I have been reviewing the paper PNrule: A new Framework for Learning Classifier Models in Data by Agarwal & Joshi (2000) and the associated technical report. The paper outlines an approach to managing datasets with a severely imbalanced binary outcome which takes an iterative approach to maximise both overall accuracy and precision.
The approach seems promising, and stands apart from the fairly homogenous body of approaches that incorporates cost management and various nearest-neighbour-based methods to delete points or synthesise new ones. The authors also report excellent performance in a Kaggle competition, though other real-world evidence of performance is lacking.
I have been unable to find the algorithm encoded in a package for either Python or R, whether under the name of one of the original authors or otherwise.
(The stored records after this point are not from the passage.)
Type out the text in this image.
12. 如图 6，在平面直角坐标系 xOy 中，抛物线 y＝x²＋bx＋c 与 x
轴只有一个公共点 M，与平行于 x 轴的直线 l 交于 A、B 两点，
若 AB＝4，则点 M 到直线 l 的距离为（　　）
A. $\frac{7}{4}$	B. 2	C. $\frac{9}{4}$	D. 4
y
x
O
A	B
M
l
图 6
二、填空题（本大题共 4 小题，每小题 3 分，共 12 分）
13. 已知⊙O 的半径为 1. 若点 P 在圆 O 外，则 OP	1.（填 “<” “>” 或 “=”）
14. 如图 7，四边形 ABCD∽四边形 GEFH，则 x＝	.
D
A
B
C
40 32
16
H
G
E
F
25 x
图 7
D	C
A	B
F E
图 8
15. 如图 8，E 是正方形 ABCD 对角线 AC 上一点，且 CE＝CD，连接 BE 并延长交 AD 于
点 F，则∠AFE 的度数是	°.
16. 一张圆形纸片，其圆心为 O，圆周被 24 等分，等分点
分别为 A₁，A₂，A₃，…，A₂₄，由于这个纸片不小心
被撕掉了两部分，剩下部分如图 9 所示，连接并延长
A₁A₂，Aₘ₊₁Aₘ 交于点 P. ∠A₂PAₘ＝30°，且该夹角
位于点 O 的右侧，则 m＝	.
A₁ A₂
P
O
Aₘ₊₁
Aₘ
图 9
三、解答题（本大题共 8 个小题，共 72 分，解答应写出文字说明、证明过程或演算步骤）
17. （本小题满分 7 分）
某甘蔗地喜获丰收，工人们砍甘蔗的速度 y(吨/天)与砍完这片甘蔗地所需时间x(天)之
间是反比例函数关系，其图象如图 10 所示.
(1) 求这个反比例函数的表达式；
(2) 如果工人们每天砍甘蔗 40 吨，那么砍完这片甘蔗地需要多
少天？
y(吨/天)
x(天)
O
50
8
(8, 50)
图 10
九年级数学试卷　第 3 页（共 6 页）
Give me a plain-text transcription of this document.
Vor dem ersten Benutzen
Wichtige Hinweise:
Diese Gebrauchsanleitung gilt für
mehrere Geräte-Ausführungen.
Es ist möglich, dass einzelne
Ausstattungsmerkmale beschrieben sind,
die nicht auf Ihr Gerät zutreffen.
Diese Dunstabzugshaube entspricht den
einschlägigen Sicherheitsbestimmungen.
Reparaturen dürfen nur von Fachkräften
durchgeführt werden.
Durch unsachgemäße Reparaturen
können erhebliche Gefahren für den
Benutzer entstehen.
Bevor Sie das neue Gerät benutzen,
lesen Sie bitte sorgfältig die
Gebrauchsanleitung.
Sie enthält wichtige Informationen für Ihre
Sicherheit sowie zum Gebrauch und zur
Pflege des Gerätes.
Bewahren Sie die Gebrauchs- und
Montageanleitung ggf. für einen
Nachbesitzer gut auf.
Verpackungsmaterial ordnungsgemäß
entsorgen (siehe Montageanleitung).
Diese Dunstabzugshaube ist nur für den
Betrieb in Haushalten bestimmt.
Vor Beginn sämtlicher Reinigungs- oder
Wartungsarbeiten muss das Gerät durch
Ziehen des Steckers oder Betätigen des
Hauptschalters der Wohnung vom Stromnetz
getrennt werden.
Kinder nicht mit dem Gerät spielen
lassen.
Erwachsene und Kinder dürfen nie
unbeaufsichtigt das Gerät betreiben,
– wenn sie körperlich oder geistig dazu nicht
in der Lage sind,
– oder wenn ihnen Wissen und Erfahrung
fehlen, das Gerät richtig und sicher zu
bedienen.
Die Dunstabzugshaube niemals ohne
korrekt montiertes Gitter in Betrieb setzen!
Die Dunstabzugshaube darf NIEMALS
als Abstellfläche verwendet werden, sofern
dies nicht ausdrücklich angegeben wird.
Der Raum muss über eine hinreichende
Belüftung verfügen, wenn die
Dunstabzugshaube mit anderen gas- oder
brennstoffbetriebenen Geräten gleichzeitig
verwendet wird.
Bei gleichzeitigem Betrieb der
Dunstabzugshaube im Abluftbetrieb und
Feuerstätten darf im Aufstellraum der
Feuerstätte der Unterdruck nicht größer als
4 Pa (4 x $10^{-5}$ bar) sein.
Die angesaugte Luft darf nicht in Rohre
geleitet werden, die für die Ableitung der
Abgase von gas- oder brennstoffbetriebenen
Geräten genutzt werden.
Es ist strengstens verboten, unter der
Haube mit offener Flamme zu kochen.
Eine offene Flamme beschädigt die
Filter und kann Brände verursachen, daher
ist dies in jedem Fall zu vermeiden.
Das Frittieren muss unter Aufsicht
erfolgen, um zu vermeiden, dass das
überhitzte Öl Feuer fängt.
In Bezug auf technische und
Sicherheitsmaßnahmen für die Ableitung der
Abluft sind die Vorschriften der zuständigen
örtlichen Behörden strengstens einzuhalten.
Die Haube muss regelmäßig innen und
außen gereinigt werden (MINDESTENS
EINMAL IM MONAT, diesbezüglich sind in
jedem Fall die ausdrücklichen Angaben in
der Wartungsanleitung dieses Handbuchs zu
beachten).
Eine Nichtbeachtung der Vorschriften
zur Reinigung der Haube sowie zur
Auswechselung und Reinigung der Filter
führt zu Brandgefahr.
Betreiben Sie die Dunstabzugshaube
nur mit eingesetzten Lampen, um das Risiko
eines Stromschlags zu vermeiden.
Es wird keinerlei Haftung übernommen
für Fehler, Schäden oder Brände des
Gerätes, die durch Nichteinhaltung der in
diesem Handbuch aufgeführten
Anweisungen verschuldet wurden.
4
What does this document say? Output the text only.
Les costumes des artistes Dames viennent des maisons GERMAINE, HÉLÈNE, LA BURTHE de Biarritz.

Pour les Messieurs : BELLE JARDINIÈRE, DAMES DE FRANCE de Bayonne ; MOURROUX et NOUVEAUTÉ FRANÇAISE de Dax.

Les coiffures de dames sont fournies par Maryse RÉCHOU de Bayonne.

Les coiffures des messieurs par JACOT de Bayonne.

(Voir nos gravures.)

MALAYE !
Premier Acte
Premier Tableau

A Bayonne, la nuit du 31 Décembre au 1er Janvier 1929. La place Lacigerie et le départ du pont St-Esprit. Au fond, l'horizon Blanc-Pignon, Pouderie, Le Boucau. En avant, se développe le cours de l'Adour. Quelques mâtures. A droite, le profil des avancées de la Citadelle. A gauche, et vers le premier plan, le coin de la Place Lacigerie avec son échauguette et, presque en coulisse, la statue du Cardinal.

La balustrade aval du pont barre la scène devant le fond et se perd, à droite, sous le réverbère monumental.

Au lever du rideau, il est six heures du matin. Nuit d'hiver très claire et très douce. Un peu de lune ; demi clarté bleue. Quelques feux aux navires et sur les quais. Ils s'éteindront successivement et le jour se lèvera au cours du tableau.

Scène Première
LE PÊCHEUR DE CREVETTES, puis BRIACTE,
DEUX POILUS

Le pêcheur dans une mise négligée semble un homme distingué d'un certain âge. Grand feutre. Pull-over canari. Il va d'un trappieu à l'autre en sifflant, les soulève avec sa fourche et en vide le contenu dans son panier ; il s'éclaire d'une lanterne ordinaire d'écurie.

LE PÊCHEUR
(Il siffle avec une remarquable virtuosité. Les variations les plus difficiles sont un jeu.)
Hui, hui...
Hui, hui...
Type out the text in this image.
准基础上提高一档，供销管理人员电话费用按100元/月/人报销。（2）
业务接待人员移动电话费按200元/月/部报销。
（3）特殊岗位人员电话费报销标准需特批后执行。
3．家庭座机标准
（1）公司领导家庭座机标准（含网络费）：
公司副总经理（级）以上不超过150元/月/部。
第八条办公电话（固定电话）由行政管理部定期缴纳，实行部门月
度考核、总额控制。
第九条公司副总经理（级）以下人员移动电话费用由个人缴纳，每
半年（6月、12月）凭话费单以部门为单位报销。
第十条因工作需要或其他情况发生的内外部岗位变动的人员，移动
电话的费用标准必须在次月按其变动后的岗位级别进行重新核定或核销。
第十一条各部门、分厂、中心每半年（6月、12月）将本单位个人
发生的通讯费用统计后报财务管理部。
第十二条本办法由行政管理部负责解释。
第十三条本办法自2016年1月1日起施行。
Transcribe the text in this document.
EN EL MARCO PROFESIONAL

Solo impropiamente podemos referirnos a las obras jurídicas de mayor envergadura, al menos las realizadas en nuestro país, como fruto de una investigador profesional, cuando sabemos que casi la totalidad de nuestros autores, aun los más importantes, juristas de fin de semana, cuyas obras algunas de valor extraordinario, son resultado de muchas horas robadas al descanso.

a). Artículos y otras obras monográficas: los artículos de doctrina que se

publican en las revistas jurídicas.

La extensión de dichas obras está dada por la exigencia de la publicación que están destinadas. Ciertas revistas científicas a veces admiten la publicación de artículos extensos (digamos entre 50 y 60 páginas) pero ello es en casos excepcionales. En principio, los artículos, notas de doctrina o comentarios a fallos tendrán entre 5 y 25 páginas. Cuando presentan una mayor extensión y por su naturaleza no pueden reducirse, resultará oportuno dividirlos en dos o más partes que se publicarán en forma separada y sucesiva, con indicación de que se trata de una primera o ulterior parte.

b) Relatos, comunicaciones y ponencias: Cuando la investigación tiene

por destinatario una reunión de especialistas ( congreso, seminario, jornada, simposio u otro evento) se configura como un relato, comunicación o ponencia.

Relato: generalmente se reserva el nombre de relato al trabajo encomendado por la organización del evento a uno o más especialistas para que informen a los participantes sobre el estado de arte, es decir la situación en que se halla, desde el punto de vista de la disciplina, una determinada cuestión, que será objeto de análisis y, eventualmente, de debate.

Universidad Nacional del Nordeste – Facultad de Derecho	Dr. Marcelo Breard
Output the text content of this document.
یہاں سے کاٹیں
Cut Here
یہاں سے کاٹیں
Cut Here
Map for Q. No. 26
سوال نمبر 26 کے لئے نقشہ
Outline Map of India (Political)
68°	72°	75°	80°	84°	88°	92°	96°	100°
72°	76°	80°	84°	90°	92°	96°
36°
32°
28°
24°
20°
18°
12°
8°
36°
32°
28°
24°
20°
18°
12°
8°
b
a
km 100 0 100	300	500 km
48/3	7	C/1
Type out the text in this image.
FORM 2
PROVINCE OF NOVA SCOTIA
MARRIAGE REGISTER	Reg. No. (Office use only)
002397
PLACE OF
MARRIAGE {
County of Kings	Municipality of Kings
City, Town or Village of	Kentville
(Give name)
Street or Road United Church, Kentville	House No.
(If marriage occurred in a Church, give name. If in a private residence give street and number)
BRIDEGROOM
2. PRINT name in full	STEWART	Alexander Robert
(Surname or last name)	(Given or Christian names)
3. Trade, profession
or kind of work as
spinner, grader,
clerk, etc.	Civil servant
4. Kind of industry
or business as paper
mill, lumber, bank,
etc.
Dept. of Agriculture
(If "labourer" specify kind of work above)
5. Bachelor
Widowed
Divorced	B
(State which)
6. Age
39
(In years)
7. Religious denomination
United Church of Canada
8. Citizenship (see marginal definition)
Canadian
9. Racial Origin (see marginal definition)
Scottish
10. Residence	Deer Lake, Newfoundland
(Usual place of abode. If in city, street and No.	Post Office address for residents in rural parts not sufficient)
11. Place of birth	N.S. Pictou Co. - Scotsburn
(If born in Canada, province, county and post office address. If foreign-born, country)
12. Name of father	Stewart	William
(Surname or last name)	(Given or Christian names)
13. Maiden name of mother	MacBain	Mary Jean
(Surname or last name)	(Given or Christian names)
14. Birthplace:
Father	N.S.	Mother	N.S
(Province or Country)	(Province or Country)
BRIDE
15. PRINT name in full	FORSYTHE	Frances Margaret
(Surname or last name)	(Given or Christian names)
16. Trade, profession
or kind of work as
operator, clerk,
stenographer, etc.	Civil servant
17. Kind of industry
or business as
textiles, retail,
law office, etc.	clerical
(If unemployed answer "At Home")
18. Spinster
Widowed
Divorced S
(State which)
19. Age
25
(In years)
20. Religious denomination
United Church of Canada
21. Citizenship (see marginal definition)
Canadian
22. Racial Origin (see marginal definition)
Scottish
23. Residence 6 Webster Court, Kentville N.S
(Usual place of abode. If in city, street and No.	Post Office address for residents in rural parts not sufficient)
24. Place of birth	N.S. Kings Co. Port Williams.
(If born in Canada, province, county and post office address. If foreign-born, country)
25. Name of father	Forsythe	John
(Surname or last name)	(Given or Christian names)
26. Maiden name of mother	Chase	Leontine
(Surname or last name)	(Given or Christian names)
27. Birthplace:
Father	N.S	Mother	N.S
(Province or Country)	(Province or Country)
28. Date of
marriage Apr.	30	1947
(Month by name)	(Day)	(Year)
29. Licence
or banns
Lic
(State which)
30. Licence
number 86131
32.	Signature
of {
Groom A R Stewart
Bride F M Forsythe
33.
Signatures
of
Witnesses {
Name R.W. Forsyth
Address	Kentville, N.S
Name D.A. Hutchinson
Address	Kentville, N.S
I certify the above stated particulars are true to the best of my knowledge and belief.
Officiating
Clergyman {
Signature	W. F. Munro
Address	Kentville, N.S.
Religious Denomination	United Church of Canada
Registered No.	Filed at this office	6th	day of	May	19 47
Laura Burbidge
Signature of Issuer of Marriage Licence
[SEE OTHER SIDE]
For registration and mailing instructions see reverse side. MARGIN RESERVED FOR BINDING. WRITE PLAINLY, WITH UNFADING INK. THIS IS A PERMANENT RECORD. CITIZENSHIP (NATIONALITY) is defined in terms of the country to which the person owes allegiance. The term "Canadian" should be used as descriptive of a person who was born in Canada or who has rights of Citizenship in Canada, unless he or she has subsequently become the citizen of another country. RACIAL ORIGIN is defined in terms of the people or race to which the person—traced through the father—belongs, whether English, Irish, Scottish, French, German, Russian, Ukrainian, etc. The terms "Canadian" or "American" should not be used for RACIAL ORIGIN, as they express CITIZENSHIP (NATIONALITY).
I was wondering if anyone else was aware of a relevant package. It would be good to know before starting on any coding from scratch.
Similarly, I was wondering whether anyone knew of a reason why this isn't more popular twenty years on. Perhaps the clue is in it having more of a feel of a framework rather than something you can just do as a preliminary step in an existing data science pipeline.
Many thanks.
PS I can see there is a stream of thought that people experiencing problems with sensitivity scores due to data imbalances are suffering from an overactive imagination. I would like to be clear that the problems I am trying to solve are real.